James Robertson (Penguin, £8.99)

Review by Alastair Mabbott

If there’s one important lesson we’ve learned from fiction, it’s that when animals or inanimate objects start talking to you it’s probably a sign that your life has fallen into a bit of a rut.

The case in point here is Douglas Findhorn Elder, who turns 50 while on the top deck of a bus on Lothian Road, running late for a funeral.

He’s a former staff member of a national newspaper, The Spear, who has taken voluntary redundancy in the hope of freelance work that never materialised.

His widowed father is in a care home suffering from dementia, and Douglas has moved back into the old family home now that his former partner has made it clear that she doesn’t want him around any more. Her children, effectively his stepchildren, seem to have little time for him either.

When Douglas finally buttonholes his old editor to ask for the promised work, he’s rewarded, somewhat to his surprise, with an assignment. The editor wants to run a series of articles taking the pulse of post-referendum Scotland, and his plan for the opening piece is for Douglas to interview the all-but-forgotten author Rosalind Munlochy on the eve of her 100th birthday.

She lives in a particularly inaccessible part of the Highlands, and Douglas’s journey there will prove to be arduous, perplexing and a turning point in his stalled life.

But this all lies ahead of him on the evening when, while trying to relax on his patio, he’s engaged in conversation by a toad called Mungo. Mungo turns out to be quite the conversational sparring partner, with an intelligence, perceptiveness and general knowledge far outstripping what one would expect from a member of his species. Duly impressed, Douglas decides to take him along for the journey.

James Robertson, in a mischievous mood, keeps us on our toes by sowing seeds of suspicion that something is deeply out of joint with Douglas Findhorn Elder’s world. At various times, we wonder if he is simply going mad, or if the novel Douglas has started writing is intruding on the real world, or if he is a puppet in some unfathomable conspiracy.

The obstacle to any logical explanation is the troubling existence of Mungo, the talking toad. Robertson has constructed his novel in such a way that it’s almost entirely inexplicable.

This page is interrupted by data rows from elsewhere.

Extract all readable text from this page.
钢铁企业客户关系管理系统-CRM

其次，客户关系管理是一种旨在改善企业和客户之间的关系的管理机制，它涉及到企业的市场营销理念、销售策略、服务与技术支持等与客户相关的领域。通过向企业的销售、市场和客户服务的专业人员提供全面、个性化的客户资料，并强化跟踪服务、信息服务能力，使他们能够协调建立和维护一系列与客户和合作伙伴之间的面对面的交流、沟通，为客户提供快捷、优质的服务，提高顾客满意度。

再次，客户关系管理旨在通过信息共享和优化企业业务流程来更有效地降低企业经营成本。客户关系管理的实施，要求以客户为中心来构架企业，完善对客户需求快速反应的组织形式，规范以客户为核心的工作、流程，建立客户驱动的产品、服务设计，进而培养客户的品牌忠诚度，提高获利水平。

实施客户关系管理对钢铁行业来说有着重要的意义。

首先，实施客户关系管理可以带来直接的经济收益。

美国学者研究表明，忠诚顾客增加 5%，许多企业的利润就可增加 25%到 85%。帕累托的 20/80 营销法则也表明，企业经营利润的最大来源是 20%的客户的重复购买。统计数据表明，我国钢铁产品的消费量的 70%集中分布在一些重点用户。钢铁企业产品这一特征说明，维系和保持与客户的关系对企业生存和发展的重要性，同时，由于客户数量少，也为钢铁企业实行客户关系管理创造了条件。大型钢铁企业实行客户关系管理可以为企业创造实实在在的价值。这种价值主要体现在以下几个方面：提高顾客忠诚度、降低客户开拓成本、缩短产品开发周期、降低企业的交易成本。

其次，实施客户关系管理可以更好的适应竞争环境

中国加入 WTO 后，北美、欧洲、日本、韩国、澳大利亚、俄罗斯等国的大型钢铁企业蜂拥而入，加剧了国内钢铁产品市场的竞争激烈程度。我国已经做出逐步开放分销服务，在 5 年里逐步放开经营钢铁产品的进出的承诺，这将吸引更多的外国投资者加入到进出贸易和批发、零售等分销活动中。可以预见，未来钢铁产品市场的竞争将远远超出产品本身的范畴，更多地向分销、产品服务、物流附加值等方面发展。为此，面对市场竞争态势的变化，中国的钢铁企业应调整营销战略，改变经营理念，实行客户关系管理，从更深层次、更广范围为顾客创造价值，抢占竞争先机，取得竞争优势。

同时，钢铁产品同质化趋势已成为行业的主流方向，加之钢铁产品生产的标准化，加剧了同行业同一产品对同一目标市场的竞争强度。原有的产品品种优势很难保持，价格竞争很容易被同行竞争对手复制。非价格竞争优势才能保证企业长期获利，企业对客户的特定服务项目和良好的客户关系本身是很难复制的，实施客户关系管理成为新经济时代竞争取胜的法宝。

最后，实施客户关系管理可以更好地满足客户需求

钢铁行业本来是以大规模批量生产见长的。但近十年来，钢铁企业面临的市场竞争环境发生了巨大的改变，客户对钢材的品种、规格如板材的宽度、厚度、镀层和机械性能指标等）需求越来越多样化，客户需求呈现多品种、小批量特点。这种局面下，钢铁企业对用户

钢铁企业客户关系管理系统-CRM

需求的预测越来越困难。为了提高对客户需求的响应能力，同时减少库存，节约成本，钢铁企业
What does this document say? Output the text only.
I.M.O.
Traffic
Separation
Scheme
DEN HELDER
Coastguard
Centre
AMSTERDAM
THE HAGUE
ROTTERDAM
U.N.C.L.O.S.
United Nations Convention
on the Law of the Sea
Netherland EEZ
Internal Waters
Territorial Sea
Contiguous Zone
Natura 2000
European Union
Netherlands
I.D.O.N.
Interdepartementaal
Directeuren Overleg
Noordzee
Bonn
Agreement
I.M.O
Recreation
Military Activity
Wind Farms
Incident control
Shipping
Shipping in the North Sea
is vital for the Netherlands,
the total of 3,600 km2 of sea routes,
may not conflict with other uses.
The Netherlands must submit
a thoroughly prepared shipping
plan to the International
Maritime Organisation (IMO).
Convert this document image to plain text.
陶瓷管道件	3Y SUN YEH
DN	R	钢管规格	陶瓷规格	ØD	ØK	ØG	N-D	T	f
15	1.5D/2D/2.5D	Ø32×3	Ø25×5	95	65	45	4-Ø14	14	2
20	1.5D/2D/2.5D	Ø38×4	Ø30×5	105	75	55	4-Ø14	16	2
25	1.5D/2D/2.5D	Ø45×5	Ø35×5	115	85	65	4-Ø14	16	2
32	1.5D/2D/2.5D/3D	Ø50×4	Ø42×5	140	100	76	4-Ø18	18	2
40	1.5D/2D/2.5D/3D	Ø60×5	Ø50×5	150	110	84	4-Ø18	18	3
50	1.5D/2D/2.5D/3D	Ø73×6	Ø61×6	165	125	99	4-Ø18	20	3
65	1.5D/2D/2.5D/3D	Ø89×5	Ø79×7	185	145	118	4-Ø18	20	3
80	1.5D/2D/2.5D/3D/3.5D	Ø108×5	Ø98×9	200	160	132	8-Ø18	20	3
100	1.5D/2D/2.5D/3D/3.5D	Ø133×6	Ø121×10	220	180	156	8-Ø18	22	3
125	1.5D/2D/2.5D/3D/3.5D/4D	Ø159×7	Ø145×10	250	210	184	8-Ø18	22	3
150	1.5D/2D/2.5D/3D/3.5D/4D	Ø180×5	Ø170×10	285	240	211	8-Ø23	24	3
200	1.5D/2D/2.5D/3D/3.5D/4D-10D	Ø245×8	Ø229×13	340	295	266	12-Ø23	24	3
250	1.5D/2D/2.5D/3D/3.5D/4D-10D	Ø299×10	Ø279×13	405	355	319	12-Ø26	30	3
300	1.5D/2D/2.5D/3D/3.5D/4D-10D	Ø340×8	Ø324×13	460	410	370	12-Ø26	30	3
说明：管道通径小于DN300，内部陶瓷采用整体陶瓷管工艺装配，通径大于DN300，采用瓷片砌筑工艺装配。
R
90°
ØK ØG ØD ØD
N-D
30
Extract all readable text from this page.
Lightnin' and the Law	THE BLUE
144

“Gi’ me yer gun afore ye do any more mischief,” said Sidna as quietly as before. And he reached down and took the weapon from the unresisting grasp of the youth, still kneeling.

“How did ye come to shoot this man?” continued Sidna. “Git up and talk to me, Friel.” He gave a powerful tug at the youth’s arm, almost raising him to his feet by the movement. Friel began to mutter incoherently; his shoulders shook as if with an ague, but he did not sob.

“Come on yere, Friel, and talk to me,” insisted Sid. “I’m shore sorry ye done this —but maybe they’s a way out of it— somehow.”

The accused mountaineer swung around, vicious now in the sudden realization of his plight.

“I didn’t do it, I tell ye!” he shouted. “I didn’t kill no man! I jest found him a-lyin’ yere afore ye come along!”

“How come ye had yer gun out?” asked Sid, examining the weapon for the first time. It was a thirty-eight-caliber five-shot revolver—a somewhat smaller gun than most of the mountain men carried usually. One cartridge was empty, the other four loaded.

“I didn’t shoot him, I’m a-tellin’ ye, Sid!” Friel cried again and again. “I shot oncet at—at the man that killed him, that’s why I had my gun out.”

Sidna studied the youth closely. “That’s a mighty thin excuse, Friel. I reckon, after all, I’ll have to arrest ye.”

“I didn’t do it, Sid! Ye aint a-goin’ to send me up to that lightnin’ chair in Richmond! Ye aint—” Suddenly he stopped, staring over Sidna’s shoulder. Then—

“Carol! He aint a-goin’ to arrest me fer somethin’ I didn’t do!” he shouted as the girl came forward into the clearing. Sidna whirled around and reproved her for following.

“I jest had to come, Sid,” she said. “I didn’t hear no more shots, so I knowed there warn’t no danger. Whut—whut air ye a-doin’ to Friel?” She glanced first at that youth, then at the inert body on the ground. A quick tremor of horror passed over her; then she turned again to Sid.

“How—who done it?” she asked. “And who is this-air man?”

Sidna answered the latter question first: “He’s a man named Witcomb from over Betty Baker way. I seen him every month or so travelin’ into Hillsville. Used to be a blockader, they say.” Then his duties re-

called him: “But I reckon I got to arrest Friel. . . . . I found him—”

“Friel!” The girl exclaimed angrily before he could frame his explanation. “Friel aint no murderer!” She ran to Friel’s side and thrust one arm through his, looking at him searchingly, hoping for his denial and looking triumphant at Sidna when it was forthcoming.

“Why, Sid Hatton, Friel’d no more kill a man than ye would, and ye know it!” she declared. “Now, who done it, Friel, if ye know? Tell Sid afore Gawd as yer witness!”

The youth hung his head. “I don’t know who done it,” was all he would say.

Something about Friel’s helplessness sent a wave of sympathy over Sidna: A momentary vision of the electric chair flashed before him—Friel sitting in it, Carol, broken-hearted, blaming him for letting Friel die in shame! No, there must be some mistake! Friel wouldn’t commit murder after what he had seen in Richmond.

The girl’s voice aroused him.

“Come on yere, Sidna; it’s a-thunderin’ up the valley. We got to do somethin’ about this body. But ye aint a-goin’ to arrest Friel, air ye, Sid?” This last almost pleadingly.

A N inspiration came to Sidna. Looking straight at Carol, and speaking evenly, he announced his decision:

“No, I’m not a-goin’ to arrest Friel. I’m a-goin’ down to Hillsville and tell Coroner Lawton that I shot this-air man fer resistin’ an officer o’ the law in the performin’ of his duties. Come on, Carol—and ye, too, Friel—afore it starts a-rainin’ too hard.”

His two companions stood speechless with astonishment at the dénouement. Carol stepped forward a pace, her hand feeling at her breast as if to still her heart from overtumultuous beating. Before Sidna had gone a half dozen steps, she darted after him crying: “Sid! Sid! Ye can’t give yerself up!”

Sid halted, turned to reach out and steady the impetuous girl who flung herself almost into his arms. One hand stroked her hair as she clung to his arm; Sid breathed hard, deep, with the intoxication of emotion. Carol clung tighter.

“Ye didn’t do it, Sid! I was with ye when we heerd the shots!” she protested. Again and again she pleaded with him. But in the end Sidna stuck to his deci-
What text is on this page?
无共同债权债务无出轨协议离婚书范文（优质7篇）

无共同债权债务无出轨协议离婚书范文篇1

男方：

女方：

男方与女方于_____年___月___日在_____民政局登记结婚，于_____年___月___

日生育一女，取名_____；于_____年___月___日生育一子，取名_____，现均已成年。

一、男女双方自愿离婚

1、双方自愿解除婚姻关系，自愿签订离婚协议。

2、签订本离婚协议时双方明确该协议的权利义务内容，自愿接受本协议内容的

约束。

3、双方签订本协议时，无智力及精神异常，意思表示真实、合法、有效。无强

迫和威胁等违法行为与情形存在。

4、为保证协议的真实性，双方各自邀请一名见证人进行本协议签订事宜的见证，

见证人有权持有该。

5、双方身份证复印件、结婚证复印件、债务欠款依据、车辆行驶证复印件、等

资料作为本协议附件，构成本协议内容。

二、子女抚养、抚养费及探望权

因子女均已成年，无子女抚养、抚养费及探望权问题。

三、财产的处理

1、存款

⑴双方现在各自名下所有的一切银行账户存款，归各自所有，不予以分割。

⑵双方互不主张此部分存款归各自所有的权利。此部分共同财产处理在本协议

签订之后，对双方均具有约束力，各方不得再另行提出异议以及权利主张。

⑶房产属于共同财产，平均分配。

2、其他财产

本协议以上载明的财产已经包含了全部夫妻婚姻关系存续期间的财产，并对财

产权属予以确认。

In the midst of all this madness, though, is a warming and light-hearted story about fate, love, family and second chances, into which Robertson smuggles some serious points about people’s perception of the Highlands.

Along with Rosalind’s grumbles about popular misconceptions, there are frequent references to books like Whisky Galore, Brigadoon and The Thirty-Nine Steps which make it clear that most people’s understanding of the Highlands is largely formed by romantic, escapist fiction. Running alongside that is a theme of multiple and fractured identities. But these serious questions are embedded in a life-affirming, endearingly absurd novel with both a heart and keen sense of humour.